Ask any trainer about the problems in our industry, and you’ll get a litany of dysfunctions: fitness education, social media, body-image issues, professionalism, misinformation about nutrition and supplementation …
Every trainer has a different list, but we’re unanimous in saying we have issues we need to address.
And yet, none see themselves as part of the problem.
I’ve been thinking about this a lot since September, when I started my Instagram account and found myself in a front-row seat for the biggest dysfunction of all: inspiration culture.
We’re inspired by businesspeople, athletes, actors, and, most of all, fitness personalities. But what exactly do we find inspiring?
It’s not the sacrifices they made to get where they are. We don’t think about how the businessperson put his family aside in favor of a high-stress, low-sleep lifestyle. We don’t think of how the athlete pummeled his body to reach the pinnacle of his sport, or how that damage will leave him with constant pain and potential brain damage for the rest of his life. And we don’t think about the distance between the image the fitness star projects while playing a character on social media and what that person actually did to get into the shape we see on her Instagram page.
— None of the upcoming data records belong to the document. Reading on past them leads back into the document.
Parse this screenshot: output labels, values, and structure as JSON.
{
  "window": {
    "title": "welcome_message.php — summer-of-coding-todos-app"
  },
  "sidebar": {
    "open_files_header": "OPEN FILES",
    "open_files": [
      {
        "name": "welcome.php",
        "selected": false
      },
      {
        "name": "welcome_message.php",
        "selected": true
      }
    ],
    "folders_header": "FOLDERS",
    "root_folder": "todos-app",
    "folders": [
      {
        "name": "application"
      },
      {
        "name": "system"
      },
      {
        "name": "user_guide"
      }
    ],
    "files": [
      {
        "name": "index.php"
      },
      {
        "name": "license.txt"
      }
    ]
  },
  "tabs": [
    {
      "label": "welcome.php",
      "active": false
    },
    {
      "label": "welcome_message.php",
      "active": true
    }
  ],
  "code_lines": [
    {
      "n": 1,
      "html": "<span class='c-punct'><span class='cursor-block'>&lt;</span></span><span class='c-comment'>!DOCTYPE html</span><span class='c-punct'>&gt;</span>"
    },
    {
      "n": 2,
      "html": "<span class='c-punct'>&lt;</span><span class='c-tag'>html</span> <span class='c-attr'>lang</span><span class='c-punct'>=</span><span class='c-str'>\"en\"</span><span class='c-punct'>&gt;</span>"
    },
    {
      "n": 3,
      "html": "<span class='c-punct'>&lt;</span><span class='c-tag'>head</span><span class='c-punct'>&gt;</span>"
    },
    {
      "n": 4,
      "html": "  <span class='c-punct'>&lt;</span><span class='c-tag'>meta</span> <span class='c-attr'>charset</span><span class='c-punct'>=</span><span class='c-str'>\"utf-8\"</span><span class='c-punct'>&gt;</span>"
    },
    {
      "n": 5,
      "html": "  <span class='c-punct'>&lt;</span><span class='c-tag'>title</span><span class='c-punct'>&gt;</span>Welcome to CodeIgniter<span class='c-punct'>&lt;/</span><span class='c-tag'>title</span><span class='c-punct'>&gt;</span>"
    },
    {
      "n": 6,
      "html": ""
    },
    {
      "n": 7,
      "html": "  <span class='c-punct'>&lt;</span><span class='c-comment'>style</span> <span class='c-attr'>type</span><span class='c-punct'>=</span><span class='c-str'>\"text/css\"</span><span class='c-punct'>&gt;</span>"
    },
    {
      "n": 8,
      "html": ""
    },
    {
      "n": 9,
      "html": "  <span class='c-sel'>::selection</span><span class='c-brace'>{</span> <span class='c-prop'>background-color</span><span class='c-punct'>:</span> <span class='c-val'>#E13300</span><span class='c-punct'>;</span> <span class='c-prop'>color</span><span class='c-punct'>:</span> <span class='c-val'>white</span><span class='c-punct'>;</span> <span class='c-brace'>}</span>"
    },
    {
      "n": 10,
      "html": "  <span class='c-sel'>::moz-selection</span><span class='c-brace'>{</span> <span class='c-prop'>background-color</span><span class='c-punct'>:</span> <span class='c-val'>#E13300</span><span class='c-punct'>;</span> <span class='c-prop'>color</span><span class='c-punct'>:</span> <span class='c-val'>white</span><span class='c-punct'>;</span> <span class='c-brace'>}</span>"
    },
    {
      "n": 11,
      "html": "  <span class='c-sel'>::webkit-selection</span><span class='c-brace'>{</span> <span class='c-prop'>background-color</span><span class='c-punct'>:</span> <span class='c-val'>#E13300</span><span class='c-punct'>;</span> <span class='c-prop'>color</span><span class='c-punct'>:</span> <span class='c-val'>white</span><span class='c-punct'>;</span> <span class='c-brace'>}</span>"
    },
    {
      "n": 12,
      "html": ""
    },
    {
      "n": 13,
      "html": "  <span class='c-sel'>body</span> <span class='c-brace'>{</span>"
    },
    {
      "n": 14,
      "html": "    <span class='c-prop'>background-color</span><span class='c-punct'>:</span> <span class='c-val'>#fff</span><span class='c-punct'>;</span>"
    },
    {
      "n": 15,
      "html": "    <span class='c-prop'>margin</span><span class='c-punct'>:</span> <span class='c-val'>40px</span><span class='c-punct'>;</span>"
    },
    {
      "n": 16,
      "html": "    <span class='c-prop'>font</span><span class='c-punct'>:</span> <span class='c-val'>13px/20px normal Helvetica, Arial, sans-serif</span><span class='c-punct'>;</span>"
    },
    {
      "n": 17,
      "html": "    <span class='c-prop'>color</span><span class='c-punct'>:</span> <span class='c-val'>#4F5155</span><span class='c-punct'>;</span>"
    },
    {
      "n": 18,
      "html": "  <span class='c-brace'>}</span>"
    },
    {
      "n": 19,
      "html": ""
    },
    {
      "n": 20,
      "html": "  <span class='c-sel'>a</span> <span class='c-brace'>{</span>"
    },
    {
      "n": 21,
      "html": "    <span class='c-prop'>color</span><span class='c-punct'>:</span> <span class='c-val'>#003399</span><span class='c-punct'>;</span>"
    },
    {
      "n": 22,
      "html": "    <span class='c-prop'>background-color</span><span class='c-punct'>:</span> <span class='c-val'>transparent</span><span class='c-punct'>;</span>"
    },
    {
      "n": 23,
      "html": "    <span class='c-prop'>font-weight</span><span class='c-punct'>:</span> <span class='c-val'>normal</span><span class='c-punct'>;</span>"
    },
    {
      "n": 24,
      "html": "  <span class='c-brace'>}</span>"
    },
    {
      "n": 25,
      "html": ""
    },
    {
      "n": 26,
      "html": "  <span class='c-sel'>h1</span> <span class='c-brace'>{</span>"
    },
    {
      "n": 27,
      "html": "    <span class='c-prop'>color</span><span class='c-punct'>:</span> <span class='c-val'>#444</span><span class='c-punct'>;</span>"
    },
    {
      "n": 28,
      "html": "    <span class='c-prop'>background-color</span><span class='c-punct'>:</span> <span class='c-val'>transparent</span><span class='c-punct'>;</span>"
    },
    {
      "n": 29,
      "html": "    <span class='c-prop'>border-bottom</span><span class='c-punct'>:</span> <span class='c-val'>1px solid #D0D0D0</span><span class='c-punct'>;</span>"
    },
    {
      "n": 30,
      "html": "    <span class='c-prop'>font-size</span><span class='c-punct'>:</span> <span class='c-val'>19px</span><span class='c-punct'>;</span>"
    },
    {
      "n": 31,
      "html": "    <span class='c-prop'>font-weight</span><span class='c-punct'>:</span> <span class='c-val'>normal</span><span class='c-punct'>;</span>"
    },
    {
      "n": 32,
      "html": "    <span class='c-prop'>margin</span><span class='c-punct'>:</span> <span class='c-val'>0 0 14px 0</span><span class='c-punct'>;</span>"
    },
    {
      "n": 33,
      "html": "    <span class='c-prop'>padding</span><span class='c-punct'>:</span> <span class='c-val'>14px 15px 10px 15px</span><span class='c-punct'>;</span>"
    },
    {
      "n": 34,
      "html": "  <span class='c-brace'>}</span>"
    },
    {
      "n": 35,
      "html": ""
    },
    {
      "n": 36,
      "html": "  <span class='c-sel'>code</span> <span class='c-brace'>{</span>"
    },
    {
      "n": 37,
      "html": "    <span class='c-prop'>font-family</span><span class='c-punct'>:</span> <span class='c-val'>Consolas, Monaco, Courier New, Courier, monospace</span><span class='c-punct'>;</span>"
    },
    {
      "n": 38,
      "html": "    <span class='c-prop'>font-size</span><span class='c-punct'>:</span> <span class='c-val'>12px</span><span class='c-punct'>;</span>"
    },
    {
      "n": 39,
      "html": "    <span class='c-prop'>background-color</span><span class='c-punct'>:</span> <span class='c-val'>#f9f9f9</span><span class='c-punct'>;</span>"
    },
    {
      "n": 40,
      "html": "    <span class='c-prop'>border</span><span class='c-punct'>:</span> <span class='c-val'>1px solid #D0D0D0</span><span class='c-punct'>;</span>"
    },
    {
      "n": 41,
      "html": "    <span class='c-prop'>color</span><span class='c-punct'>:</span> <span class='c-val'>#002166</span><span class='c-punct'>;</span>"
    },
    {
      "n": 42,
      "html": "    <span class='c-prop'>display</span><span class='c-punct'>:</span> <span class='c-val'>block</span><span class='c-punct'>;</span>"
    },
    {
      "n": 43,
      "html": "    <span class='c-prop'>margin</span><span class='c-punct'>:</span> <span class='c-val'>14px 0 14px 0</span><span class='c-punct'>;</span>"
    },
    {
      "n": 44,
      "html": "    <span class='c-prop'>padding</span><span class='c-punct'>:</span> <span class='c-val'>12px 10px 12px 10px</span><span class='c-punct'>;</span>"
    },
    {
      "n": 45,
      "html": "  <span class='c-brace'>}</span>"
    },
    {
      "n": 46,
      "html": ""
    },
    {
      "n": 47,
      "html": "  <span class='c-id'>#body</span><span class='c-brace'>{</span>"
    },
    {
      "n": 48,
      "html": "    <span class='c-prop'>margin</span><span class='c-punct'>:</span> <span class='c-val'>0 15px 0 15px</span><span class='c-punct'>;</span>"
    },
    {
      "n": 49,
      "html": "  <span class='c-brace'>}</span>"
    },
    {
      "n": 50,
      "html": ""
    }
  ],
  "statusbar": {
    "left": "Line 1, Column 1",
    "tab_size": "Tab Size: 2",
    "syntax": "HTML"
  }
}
This is the Kardashian Effect in full swing. Being wildly popular for flimsy reasons ultimately turns the spotlight to the viewers, who actively support their high profiles with views, subscriptions, likes, and shares, despite nothing of substance ever coming from said profiles.
Is the professional smart to leverage any kind of celebrity? Or is the viewer just silly to succumb to it?
I can’t answer those questions, but I can certainly ask these: When it comes to fitness, what actually inspires you? And why do you find it inspiring?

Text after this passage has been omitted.